AFW (X, U, V ) {X ≡ U ≡ V }
1. if X is an m × m matrix then Aloop-FW (X, U, V ) else
2. AFW (X11, U11, V11)
3. parallel: BFW (X12, U11, V12), CFW (X21, U21, V11)
4. DFW (X22, U21, V12)
5. AFW (X22, U22, V22)
6. parallel: BFW (X21, U22, V21), CFW (X12, U12, V22)
7. DFW (X11, U12, V21)
BFW (X, U, V ) {X and U are dsjoint, but X ≡ V }
1. if X is an m × m matrix then Bloop-FW (X, U, V ) else
2. parallel: BFW (X11, U11, V11), BFW (X12, U11, V12)
3. parallel: DFW (X21, U21, V11), DFW (X22, U21, V12)
4. parallel: BFW (X21, U22, V21), BFW (X22, U22, V22)
5. parallel: DFW (X11, U12, V21), DFW (X12, U12, V22)
CFW (X, U, V ) {X and V are dsjoint, but X ≡ U}
1. if X is an m × m matrix then Cloop-FW (X, U, V ) else
2. parallel: CFW (X11, U11, V11), CFW (X21, U21, V11)
3. parallel: DFW (X12, U11, V12), DFW (X22, U21, V12)

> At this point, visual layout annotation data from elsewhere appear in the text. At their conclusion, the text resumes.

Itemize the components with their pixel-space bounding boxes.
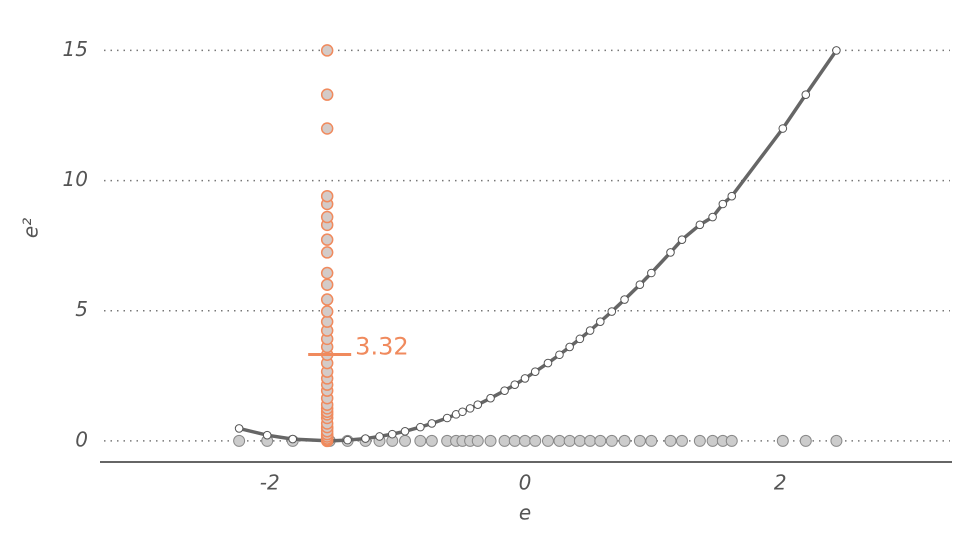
curve-point <box>361 434 370 443</box>
curve-point <box>288 434 298 444</box>
residual-point <box>233 434 246 447</box>
residual-point <box>664 434 677 447</box>
squared-point <box>320 44 334 57</box>
residual-point <box>693 434 706 447</box>
residual-point <box>633 434 646 447</box>
squared-point <box>320 88 334 101</box>
y-tick-label: 15 <box>63 37 88 61</box>
curve-point <box>400 426 410 436</box>
curve-point <box>465 404 475 413</box>
curve-point <box>666 248 675 257</box>
residual-point <box>830 434 843 447</box>
residual-point <box>484 434 497 447</box>
curve-point <box>555 350 564 360</box>
curve-point <box>442 413 452 423</box>
squared-point <box>320 315 334 328</box>
curve-point <box>635 280 645 290</box>
y-axis-label: e² <box>19 218 43 238</box>
curve-point <box>486 393 495 403</box>
curve-point <box>801 90 811 99</box>
x-tick-label: 2 <box>774 471 787 495</box>
curve-point <box>473 400 483 410</box>
curve-point <box>647 268 656 278</box>
curve-point <box>607 307 617 316</box>
y-tick-label: 5 <box>75 297 88 321</box>
x-axis-label: e <box>519 501 531 525</box>
residual-point <box>725 434 738 447</box>
residual-point <box>594 434 607 447</box>
residual-point <box>471 434 484 447</box>
squared-point <box>320 266 334 280</box>
mean-label: 3.32 <box>355 332 408 360</box>
y-tick-label: 10 <box>63 167 88 191</box>
curve-point <box>677 235 687 244</box>
curve-point <box>262 430 272 440</box>
squared-point <box>320 278 334 291</box>
curve-point <box>565 342 574 352</box>
curve-point <box>387 429 397 439</box>
curve-point <box>708 212 717 222</box>
curve-point <box>510 380 520 389</box>
curve-point <box>718 199 728 209</box>
residual-point <box>508 434 521 447</box>
residual-point <box>425 434 438 447</box>
curve-point <box>575 334 585 344</box>
residual-point <box>573 434 586 447</box>
curve-point <box>832 46 841 55</box>
x-tick-label: -2 <box>260 471 280 495</box>
residual-point <box>706 434 719 447</box>
residual-point <box>675 434 688 447</box>
curve-point <box>620 295 629 304</box>
residual-point <box>414 434 427 447</box>
squared-point <box>320 293 334 306</box>
curve-point <box>727 191 737 201</box>
residual-point <box>618 434 631 447</box>
squared-point <box>320 189 334 203</box>
curve-point <box>543 358 553 368</box>
curve-point <box>530 367 540 376</box>
residual-point <box>529 434 542 447</box>
residual-point <box>563 434 576 447</box>
curve-point <box>585 326 595 335</box>
residual-point <box>584 434 597 447</box>
curve-point <box>234 424 244 433</box>
curve-line <box>238 49 838 443</box>
squared-point <box>320 122 334 135</box>
curve-point <box>427 419 437 428</box>
residual-point <box>799 434 812 447</box>
squared-point <box>320 305 334 318</box>
curve-point <box>695 220 705 230</box>
squared-point <box>320 210 334 224</box>
curve-point <box>596 317 605 326</box>
residual-point <box>498 434 511 447</box>
curve-point <box>500 386 509 395</box>
curve-point <box>416 422 425 432</box>
squared-point <box>320 246 334 259</box>
residual-point <box>541 434 554 447</box>
curve-point <box>458 407 467 417</box>
y-tick-label: 0 <box>75 427 88 451</box>
residual-point <box>519 434 531 447</box>
curve-point <box>778 124 788 133</box>
curve-point <box>520 374 530 383</box>
curve-point <box>343 435 352 445</box>
residual-point <box>399 434 412 447</box>
x-tick-label: 0 <box>519 471 532 495</box>
residual-point <box>605 434 618 447</box>
squared-point <box>320 233 334 246</box>
residual-point <box>553 434 566 447</box>
curve-point <box>375 432 384 441</box>
residual-point <box>645 434 658 447</box>
residual-point <box>776 434 789 447</box>
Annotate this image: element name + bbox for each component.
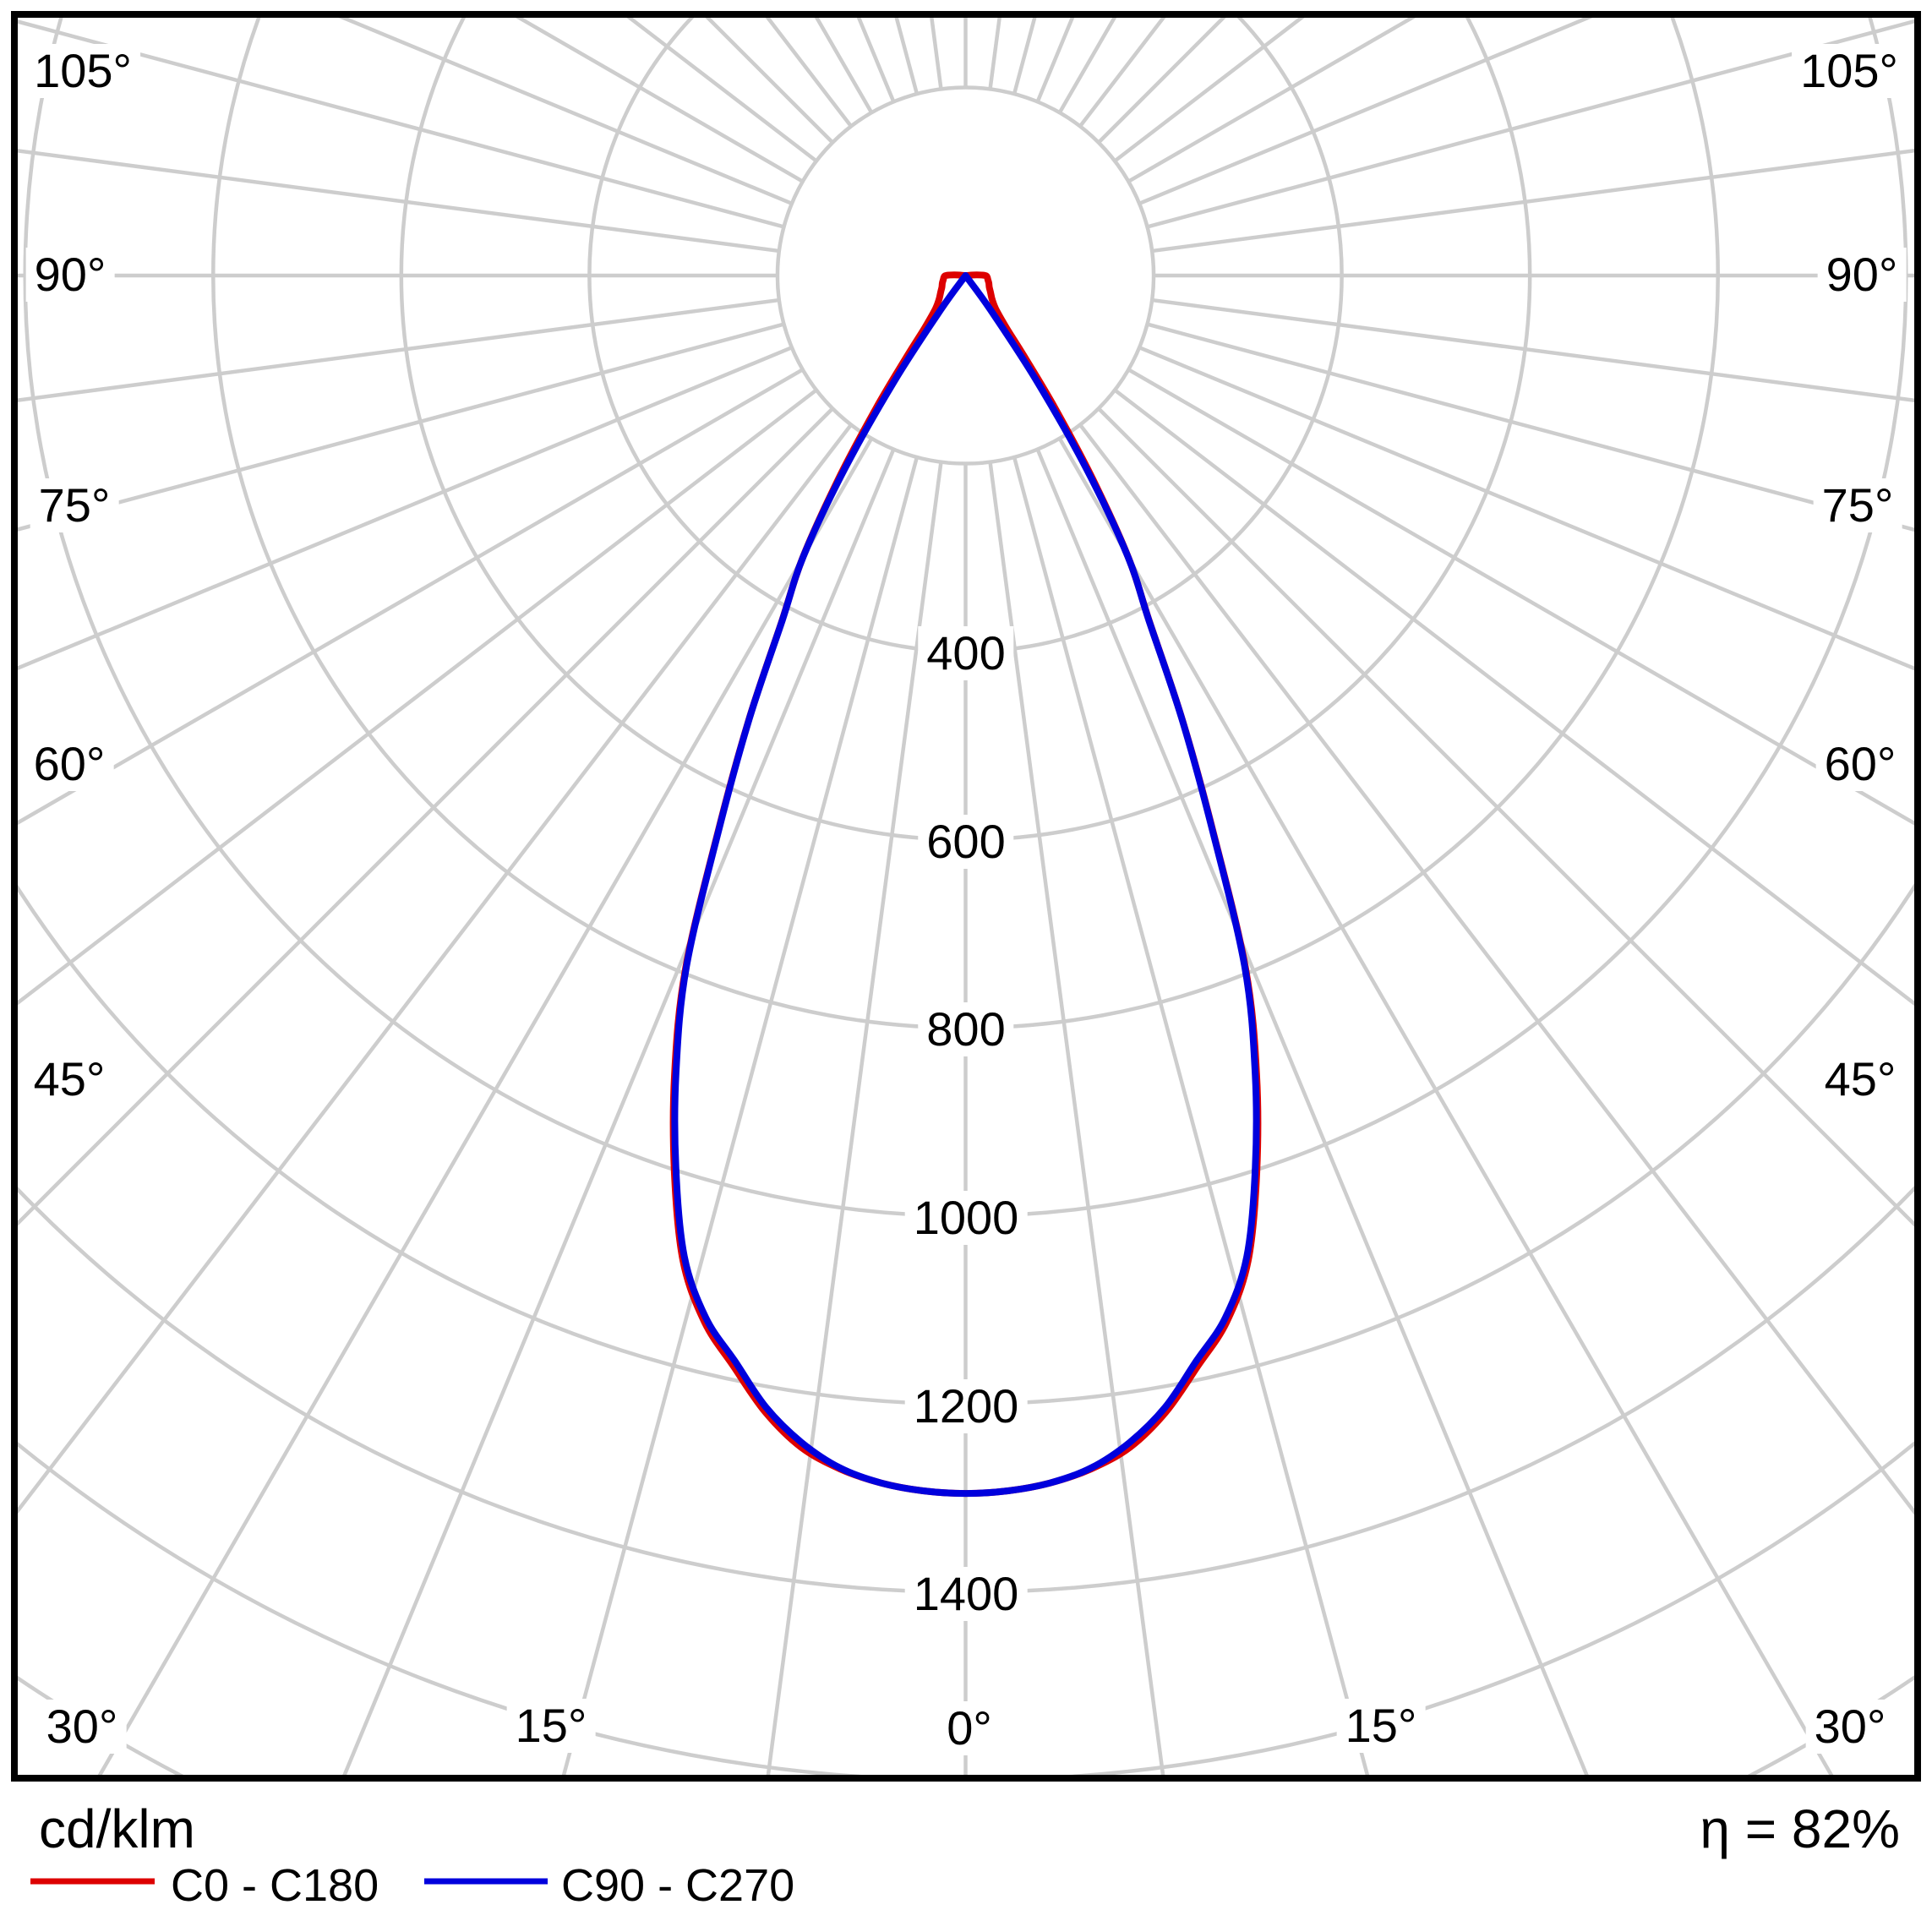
legend-label-c90-c270: C90 - C270 [561,1860,795,1911]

4. parallel: CFW (X12, U12, V22), CFW (X22, U22, V22)
5. parallel: DFW (X11, U12, V21), DFW (X21, U22, V12)
DFW (X, U, V ) {X, U and V are dsjoint}
1. if X is an m × m matrix then Dloop-FW (X, U, V ) else
2. parallel: DFW (X11, U11, V11), DFW (X12, U11, V12), DFW (X21, U21, V11), DFW (X22, U21, V12)
3. parallel: DFW (X11, U12, V21), DFW (X12, U12, V22), DFW (X21, U22, V21), DFW (X22, U22, V22)
Figure 5: [Recursive Implementation 3] The initial call is AFW (X, X, X), where X points to D[1 . . . n, 1 . . . n] and n is assumed to be a power of 2. By X11, X12, X21 and X22 we denote the topleft, top-right, bottom-left and bottom-right quadrant of X, respectively.
(g) [ 20 Points ] For each of your four implementations from part (e) generate a Cilkview scalability plot by fixing n to 213 .
(h) [ 40 Points ] Repeat parts (e)–(g) using OpenMP, but instead of a Cilkview scalability plot generate a standard strong scalability plot for n = 213 .
(i) [ 10 Points ] Consider the recursive implementation from Figure 5. Can you improve its parallelism even further by using extra space for storing intermediate values the way we did for recursive matrix multiplication? Show your analysis.
APPENDIX 1: What to Turn in
One compressed archive file (e.g., zip, tar.gz) containing the following items.
– Source code, makefiles and job scripts.
– A PDF document containing all answers and plots.
APPENDIX 2: Things to Remember
– Please never run anything that takes more than a minute or uses multiple cores on TACC login nodes. TACC policy strictly prohibits such usage. They reserve the right to suspend your account if you do so. All runs must be submitted as jobs to compute nodes (even when you use Cilkview or PAPI).
– Please store all data in your work folder ($WORK), and not in your home folder ($HOME).
– When measuring running times please exclude the time needed for reading the input and writing the output. Measure only the time needed by the algorithm.